The petitioners advance a number of other arguments which we mention briefly. They say that EHB was required to find that the operation of the landfill constituted a public nuisance; and that the Commonwealth was estopped by laches from enforcing the
[ 65 Pa. Commw. Page 377]
statutes because it had earlier authorized the dumping of hazardous wastes or had reports that such was happening and failed to investigate in timely fashion.
The DER's orders were issued on the authority of Section 6 of the Pennsylvania Solid Waste Management Act, Act of July 31, 1968, P.L. 788, as amended, 35 P.S. § 6006, then applicable, which authorized the issuance of orders necessary to implement that Act and by Section 316 of the Clean Streams Law, Act of June 22, 1937, P.L. 1987, as amended, 35 P.S. § 691.316, authorizing orders in correction of pollution or dangers of pollution of Commonwealth waters. Neither of these acts require a finding of a public nuisance as the precondition of the DER order or EHB's affirmance thereof.
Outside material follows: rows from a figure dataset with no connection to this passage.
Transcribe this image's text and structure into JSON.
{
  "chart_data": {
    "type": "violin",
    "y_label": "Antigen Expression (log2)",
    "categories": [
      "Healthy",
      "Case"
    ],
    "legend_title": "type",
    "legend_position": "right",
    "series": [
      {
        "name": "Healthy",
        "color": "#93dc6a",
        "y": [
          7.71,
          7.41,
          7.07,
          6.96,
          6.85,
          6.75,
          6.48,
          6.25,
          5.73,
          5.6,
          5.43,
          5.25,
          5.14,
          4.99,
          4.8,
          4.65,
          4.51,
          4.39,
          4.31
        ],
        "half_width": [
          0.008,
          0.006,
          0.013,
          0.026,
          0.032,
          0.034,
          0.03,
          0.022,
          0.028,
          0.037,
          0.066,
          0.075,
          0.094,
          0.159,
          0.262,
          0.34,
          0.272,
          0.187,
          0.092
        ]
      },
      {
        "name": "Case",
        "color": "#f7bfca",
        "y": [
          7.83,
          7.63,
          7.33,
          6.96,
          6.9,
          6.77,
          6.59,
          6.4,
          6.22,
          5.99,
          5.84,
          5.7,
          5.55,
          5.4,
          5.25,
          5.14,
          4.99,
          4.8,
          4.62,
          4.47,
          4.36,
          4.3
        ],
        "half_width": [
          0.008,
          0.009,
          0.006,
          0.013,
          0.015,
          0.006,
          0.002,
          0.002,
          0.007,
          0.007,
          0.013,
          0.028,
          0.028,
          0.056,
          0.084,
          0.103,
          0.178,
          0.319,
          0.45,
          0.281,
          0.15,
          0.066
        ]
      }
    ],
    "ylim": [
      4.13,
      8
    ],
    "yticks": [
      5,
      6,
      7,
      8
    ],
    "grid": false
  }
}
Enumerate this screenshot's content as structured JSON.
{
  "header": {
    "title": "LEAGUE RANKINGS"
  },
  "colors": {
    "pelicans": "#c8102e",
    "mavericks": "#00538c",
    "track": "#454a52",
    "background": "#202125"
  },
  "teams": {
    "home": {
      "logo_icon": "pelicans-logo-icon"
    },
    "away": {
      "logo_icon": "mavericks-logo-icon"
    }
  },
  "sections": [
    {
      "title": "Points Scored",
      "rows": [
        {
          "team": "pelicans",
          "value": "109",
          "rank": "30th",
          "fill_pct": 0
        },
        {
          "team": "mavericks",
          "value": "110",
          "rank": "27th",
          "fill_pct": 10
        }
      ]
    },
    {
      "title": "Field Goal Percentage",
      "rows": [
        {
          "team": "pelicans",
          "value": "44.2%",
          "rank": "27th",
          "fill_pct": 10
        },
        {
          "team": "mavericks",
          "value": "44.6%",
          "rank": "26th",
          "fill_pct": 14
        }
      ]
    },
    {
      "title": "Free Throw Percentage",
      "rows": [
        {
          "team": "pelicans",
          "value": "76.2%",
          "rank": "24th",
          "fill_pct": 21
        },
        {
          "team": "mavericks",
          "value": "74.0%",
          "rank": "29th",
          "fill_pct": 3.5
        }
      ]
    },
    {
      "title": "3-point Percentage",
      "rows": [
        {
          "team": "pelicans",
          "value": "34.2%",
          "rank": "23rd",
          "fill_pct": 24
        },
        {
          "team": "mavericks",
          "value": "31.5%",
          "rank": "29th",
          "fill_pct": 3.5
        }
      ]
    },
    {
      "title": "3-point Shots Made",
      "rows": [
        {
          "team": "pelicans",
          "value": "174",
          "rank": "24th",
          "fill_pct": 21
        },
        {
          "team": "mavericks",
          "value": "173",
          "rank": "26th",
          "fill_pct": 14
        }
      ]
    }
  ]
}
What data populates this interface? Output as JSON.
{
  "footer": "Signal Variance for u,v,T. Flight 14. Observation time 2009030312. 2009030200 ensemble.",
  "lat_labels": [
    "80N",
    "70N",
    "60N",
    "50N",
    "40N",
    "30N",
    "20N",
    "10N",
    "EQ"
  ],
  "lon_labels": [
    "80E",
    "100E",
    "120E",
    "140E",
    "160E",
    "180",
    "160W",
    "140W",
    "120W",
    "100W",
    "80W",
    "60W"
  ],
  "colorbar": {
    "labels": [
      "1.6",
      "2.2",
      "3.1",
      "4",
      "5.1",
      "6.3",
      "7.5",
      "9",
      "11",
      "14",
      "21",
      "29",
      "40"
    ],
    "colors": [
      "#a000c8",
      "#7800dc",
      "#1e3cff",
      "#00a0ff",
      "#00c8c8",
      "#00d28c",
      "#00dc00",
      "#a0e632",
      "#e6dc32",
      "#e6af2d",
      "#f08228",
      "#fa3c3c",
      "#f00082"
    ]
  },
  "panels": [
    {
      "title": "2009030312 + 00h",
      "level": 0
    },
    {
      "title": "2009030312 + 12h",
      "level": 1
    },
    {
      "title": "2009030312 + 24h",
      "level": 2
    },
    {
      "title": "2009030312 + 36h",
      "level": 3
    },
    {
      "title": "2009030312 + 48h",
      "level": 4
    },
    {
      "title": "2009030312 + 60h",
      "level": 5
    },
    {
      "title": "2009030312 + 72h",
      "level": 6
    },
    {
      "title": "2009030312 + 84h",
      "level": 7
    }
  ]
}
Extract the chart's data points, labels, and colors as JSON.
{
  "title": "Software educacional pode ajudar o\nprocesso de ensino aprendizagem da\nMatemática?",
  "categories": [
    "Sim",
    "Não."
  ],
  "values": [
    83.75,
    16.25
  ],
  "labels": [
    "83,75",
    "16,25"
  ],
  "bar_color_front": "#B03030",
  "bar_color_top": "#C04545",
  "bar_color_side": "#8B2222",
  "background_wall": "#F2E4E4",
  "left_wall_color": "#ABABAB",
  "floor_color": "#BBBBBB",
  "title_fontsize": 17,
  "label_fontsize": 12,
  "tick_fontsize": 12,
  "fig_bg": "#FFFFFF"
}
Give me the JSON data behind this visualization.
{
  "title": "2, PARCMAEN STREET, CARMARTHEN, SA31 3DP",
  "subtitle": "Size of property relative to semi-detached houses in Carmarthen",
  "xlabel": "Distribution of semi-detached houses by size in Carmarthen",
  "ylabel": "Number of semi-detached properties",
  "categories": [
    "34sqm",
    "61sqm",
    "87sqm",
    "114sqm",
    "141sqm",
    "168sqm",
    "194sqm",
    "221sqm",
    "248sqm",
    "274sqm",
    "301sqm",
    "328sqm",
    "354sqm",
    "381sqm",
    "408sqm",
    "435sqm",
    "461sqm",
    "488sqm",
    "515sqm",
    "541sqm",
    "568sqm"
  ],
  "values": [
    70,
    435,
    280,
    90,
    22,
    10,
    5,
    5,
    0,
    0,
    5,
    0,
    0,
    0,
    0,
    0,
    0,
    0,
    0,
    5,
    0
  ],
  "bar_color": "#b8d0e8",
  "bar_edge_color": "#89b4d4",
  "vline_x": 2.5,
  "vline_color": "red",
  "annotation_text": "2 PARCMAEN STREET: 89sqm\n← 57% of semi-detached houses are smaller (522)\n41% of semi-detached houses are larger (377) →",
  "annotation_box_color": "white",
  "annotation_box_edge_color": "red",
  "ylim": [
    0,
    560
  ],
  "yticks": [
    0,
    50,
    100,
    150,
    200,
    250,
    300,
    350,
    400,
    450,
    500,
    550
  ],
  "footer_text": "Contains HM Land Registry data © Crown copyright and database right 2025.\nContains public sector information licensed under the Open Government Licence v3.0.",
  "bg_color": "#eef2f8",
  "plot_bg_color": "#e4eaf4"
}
With respect to the argument that DER is somehow estopped by its asserted earlier authorization of or failing to investigate illegal dumping at the landfill from now moving against the petitioners, the record is barren of any evidence that the DER at any time sanctioned the dumping of hazardous wastes or that it was given sure information of their presence on the site. Further, in enforcing these environmental enactments DER is exercising a governmental function, so that even had its agents been mistakenly indulgent or lax in enforcing the laws, DER cannot now be prevented from performing its duty of enforcing the statutes. Commonwealth v. Western Maryland R.R. Co., 377 Pa. 312, 105 A.2d 336 (1954). See also Commonwealth of Pennsylvania, Department of Public Welfare v. UEC, Inc., 483 Pa. 503, 516, n. 6, 397 A.2d 779, 785, n. 6 (1979).
And Now, this 18th day of March, 1982, the order of the Environmental Hearing Board is affirmed.